Quels contacts avez-vous déjà eu avec les autorités camerounaises et nigérianes ?
Jusqu’alors, nous n’avons pris aucun contact concret ni avec les autorités du Nigeria, ni avec le gouvernement du Cameroun. Il y a seulement quelqu’un de votre pays qui avait proposé [un arrangement]. En dehors de cela, rien. Et notre pays a dit qu’il ne peut pas nous appeler.
Y a-t-il d’autres attaques en vue ? Quelles sont les prochaines cibles ?
Nous allons encore attaquer [dans une trentaine de jours]. Et cette fois, ça va aller fort. On va attaquer deux camps et ça va aller mal avec vous.
Combien de personnes compte votre armée ?
(Rires) un peu plus de 500 personnes.
Comment faites-vous pour avoir des armes ?
Je ne peux rien vous dire là-dessus.
Avez-vous déjà eu des morts dans vos rangs sur le terrain ?
Non, nous n’avons déjà enregistré que des blessés sur le terrain. Nos hommes ne sont pas aussi faibles que vos gendarmes qui tombent facilement.
Quels sont vos liens avec l’armée fédérale nigériane ?

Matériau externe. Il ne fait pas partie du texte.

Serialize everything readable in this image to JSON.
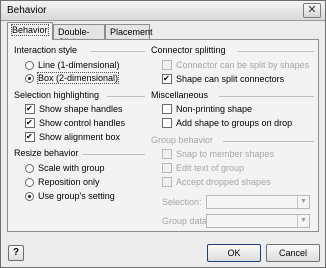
{
  "window": {
    "title": "Behavior",
    "close_glyph": "✕"
  },
  "tabs": [
    {
      "label": "Behavior",
      "active": true
    },
    {
      "label": "Double-Click",
      "active": false
    },
    {
      "label": "Placement",
      "active": false
    }
  ],
  "interaction_style": {
    "label": "Interaction style",
    "options": [
      {
        "label": "Line (1-dimensional)",
        "checked": false
      },
      {
        "label": "Box (2-dimensional)",
        "checked": true
      }
    ]
  },
  "selection_highlighting": {
    "label": "Selection highlighting",
    "options": [
      {
        "label": "Show shape handles",
        "checked": true
      },
      {
        "label": "Show control handles",
        "checked": true
      },
      {
        "label": "Show alignment box",
        "checked": true
      }
    ]
  },
  "resize_behavior": {
    "label": "Resize behavior",
    "options": [
      {
        "label": "Scale with group",
        "checked": false
      },
      {
        "label": "Reposition only",
        "checked": false
      },
      {
        "label": "Use group's setting",
        "checked": true
      }
    ]
  },
  "connector_splitting": {
    "label": "Connector splitting",
    "options": [
      {
        "label": "Connector can be split by shapes",
        "checked": false,
        "disabled": true
      },
      {
        "label": "Shape can split connectors",
        "checked": true,
        "disabled": false
      }
    ]
  },
  "miscellaneous": {
    "label": "Miscellaneous",
    "options": [
      {
        "label": "Non-printing shape",
        "checked": false
      },
      {
        "label": "Add shape to groups on drop",
        "checked": false
      }
    ]
  },
  "group_behavior": {
    "label": "Group behavior",
    "options": [
      {
        "label": "Snap to member shapes",
        "checked": false
      },
      {
        "label": "Edit text of group",
        "checked": false
      },
      {
        "label": "Accept dropped shapes",
        "checked": false
      }
    ],
    "selection_label": "Selection:",
    "group_data_label": "Group data:"
  },
  "footer": {
    "ok_label": "OK",
    "cancel_label": "Cancel",
    "help_glyph": "?"
  }
}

Dans cette affaire ils n’ont rien à dire. Ils ne peuvent rien nous faire. Ils nous regardent seulement. Nous sommes tous là à Bakassi. Ils sont derrière nous seulement.
Quel commentaire faites-vous de l’attitude de l’armée fédérale nigériane dont le chef d’état-major a déclaré devant le Senat la semaine dernière que son armée n’était pas d’accord avec les accords entre les présidents Obasanjo et Biya ?
S’il a dit ça, c’est seulement pour parler. C’est seulement la bouche qu’ils font, c’est tout. Que la personne qui doute aille sur le terrain à Bakassi pour voir lui-même de ses yeux.
Connaissez-vous le Scnc ?
Nous ne connaissons pas ça.
Que proposez-vous comme solution de sortie de crise, c’est-à-dire pour que ces attaques cessent ?
Que les autorités nous appellent pour qu’on discute ensemble.